Jon Gruden Linked with Yet Another Coaching PositonBy: Brian Powell - December 21, 2013
As the winter solstice approaches, the United States is guaranteed of two things: 1) Not seeing daylight again for quite some months and becoming depressed due to Vitamin D deficiency; and 2) Hearing another rumor concerning Jon Gruden becoming the next head coach at “X” football school.
This time around, school “X” happens to be the University of Texas. Earlier this month, former Longhorns head coach Mack Brown stepped down from his position, stating, “It’s time for me to move on and let someone else come in and restart the program.” As to why he chose to step down, Brown said, “”There’s just too many distractions, too many negatives out there. And the players and assistant coaches shouldn’t have to deal with negatives about me. That’s not healthy for our place. This university is so much bigger than any one person.”

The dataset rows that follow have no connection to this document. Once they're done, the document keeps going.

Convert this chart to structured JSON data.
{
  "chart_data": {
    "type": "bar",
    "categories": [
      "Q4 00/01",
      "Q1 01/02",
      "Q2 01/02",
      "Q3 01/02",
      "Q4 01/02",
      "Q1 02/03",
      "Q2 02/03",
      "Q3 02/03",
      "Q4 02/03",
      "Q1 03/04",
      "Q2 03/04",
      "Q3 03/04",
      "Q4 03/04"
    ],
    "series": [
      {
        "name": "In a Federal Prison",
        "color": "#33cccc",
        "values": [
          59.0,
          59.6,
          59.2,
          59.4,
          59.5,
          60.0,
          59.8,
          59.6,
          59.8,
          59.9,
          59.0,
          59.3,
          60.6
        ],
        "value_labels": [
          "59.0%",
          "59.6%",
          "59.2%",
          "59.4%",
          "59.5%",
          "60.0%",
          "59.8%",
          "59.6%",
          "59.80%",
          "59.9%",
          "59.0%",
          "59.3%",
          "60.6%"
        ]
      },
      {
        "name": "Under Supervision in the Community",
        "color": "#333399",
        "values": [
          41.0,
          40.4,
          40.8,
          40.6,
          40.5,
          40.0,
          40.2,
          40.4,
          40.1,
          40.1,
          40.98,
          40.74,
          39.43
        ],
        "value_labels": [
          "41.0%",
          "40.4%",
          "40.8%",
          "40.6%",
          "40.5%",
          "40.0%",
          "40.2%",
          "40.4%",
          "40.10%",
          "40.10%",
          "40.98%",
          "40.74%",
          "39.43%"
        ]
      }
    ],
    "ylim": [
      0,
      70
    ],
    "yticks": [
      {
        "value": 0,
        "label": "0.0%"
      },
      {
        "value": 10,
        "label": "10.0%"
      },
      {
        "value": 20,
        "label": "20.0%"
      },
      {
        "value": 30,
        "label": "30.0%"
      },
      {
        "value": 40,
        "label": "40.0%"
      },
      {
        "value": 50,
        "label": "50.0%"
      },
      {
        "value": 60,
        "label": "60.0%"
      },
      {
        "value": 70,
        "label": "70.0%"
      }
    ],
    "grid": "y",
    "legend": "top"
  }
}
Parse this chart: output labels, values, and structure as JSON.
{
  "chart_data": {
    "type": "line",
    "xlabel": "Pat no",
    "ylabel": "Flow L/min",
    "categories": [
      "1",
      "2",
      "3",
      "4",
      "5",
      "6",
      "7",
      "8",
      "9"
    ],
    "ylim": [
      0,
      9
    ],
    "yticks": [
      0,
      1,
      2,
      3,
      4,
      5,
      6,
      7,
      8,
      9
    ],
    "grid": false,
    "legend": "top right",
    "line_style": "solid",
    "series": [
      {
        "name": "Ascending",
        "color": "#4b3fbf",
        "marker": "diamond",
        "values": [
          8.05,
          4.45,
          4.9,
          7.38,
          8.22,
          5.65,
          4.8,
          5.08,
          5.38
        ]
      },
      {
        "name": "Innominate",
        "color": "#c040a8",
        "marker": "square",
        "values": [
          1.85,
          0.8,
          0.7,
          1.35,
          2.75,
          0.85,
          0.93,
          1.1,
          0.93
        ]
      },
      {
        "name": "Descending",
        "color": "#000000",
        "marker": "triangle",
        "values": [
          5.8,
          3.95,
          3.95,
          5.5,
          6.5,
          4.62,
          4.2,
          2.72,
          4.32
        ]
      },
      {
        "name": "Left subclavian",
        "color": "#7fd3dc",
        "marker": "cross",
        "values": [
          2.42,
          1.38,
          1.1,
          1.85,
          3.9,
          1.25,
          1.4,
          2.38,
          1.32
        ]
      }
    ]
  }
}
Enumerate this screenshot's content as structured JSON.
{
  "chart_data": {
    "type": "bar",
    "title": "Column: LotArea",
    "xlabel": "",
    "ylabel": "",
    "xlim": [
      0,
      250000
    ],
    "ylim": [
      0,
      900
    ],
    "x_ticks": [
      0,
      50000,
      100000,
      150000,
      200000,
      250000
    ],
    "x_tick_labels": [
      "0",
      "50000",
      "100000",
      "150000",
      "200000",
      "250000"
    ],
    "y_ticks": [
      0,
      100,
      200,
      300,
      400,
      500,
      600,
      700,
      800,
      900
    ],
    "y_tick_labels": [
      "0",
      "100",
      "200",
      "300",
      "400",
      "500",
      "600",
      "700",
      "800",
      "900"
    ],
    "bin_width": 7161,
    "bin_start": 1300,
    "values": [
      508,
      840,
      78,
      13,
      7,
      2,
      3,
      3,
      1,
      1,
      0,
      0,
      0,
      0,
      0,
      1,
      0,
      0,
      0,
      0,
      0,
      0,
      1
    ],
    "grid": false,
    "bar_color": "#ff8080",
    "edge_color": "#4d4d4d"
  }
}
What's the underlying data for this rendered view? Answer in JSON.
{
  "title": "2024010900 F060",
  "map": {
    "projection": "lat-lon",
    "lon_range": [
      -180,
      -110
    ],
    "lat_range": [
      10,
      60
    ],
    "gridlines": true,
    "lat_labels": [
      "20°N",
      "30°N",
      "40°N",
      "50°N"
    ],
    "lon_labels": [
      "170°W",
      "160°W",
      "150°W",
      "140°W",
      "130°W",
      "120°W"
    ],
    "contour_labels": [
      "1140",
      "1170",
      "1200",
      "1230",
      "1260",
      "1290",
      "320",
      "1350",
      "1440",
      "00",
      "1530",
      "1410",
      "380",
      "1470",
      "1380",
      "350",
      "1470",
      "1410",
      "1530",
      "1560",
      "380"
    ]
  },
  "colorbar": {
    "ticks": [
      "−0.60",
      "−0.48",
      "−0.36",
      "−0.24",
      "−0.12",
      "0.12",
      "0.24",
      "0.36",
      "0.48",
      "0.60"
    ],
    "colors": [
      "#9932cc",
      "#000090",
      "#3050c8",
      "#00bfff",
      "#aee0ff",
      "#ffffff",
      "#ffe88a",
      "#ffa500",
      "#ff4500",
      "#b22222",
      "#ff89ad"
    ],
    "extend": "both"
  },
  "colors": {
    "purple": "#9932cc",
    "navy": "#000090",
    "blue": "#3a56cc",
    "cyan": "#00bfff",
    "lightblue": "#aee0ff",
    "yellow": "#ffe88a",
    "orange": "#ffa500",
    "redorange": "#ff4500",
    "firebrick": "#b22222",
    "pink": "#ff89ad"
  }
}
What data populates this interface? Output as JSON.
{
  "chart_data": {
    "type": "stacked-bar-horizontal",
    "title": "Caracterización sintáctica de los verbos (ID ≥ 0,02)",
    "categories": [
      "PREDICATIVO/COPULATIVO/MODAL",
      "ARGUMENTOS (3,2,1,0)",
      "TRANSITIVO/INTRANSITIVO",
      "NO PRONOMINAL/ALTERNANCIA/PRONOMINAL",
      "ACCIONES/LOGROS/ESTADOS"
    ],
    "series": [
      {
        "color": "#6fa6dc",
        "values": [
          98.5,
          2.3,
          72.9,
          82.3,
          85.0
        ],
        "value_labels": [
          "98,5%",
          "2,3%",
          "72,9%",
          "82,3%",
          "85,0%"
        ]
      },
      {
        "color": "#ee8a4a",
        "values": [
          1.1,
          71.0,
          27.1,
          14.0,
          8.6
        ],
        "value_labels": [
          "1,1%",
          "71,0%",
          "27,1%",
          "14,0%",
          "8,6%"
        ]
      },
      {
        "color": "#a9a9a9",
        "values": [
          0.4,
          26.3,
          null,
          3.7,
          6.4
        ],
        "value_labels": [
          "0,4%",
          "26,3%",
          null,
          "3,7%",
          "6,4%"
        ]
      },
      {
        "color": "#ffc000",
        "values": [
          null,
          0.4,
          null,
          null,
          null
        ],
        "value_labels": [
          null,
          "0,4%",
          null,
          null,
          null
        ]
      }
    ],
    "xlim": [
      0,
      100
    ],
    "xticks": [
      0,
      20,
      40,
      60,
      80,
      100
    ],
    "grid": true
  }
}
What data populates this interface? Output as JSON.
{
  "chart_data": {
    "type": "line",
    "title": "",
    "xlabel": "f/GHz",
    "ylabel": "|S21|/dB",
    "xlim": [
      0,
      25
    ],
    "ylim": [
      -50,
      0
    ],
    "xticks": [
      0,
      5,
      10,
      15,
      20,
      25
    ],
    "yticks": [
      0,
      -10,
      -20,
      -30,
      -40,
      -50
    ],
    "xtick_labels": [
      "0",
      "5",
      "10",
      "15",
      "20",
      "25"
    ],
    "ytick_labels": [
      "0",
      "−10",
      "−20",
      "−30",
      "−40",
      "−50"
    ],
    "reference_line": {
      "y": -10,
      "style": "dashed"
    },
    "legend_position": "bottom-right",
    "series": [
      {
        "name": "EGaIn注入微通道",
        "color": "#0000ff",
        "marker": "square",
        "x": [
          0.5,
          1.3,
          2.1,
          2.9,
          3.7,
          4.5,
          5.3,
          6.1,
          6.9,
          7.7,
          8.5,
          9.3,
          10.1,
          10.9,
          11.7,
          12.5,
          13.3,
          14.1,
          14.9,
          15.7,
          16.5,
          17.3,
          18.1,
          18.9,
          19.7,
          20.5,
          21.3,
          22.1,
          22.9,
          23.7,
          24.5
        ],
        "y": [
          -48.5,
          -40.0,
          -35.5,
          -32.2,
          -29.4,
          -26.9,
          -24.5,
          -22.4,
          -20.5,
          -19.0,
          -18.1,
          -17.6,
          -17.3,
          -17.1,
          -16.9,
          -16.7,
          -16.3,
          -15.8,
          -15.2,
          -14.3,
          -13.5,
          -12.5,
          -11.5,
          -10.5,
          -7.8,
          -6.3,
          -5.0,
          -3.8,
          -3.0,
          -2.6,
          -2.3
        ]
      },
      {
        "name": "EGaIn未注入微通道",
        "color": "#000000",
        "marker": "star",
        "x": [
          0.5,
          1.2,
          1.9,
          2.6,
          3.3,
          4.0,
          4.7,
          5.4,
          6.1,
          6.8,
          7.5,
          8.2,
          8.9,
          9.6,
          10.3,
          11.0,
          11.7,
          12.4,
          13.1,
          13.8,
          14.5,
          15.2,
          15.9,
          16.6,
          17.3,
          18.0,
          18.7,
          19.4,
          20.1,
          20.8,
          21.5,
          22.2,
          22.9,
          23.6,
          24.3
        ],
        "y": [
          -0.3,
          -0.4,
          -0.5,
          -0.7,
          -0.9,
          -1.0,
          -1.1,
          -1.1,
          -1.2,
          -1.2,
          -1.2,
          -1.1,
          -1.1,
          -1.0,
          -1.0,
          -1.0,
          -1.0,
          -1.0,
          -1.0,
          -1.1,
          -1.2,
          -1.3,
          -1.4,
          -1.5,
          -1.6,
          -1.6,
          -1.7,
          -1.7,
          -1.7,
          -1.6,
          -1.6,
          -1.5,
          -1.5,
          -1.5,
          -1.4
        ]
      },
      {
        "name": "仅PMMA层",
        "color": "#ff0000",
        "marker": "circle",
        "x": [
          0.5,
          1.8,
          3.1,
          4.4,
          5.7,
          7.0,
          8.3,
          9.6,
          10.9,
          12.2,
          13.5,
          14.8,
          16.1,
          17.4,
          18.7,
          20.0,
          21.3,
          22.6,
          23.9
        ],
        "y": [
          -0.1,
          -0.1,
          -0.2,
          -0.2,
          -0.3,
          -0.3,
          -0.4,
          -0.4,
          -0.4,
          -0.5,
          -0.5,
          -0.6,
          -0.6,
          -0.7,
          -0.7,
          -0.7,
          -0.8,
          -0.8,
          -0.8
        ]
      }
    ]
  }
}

It has been one week since Brown decided to announce his decision to leave Texas, and it is somewhat surprising that it took this long for Gruden to be rumored for the position. Since Gruden was fired from his last coaching position with the Tampa Bay Buccaneers, he has been rumored for almost every open position in football, be it college or the NFL. Some of the schools Gruden has been associated with include Miami, Ohio State, Notre Dame, USC, Tennessee, Arkansas, the Washington Redskins, the Oakland Raiders, the Houston Texans, and now the Texas Longhorns.
Instead of being courted by the school itself, though, it was apparently Gruden, himself, who expressed interest in the position. According to OrangeBloods.com, Texas’s college sports page run by Rivals, a “high-level” source reported that Gruden was open to hearing about the position from the university: “It’s Austin. It’s not like any other city in Texas, or anywhere, really. It’s a destination, but with the state capitol, the university, the politics and the media, it’s the eye of a hurricane,” stated the source which broke the news.
The same source would go on to state that “It’s no secret that every major position that comes open stirs Gruden rumors. The reason why the talks never go anywhere is because there are definitely two, maybe three, situations he’s always said he would have to listen to. When Texas calls, you gotta listen. At some point, well, the bottom line is – there are only a few places where everything just fits.”
As it currently stands, Gruden has yet to respond to these rumors. Despite former Gruden-coached quarterback Rich Gannon adding fuel to the fire by stating that Gruden “…still has the desire to get back and do [coach] at some point,” Gruden has stated that his attention is focused on his career at ESPN: “I’m just trying to do my job. I’m not going to address every little rumor or supposed conversation that takes place, according to these so-called sources. There are a lot of good coaches out there available to coach these teams. I’m just hoping ESPN likes the the job I’m doing. That’s my focus.”
With Gruden staying mum on the matter, the most important question to ask is if Texas should be courting Gruden for the position in the first place. Due to his success and fame acquired through appearing on national television during Monday Night Football broadcasts, Gruden has become a coaching legend, of sorts. However, his record demonstrates that he was an okay coach, at best. Gruden was fired from Tampa Bay in 2008 after going 45-51 following his Super Bowl win with the team in his first season as their coach in 2002.
Before he won the Super Bowl with the Buccaneers, Gruden only won 38 games in 4 seasons with the Oakland Raiders. While this success was unusual for the ever-plagued Raiders, it was not exceptional for an NFL coach. If one wants to take a look at Gruden’s collegiate success, one has to travel all the way back to 1991, when Gruden was a receivers coach for the University of Pittsburg.
While Gruden would most likely be a good fit for Texas in regards to handling the media attention and scrutiny, the size 15 boots he would have to fill in one of college football’s Meccas is likely too large for a man who has spent his last 5 years in the broadcasting booth and hasn’t coached college football in nearly 25 years.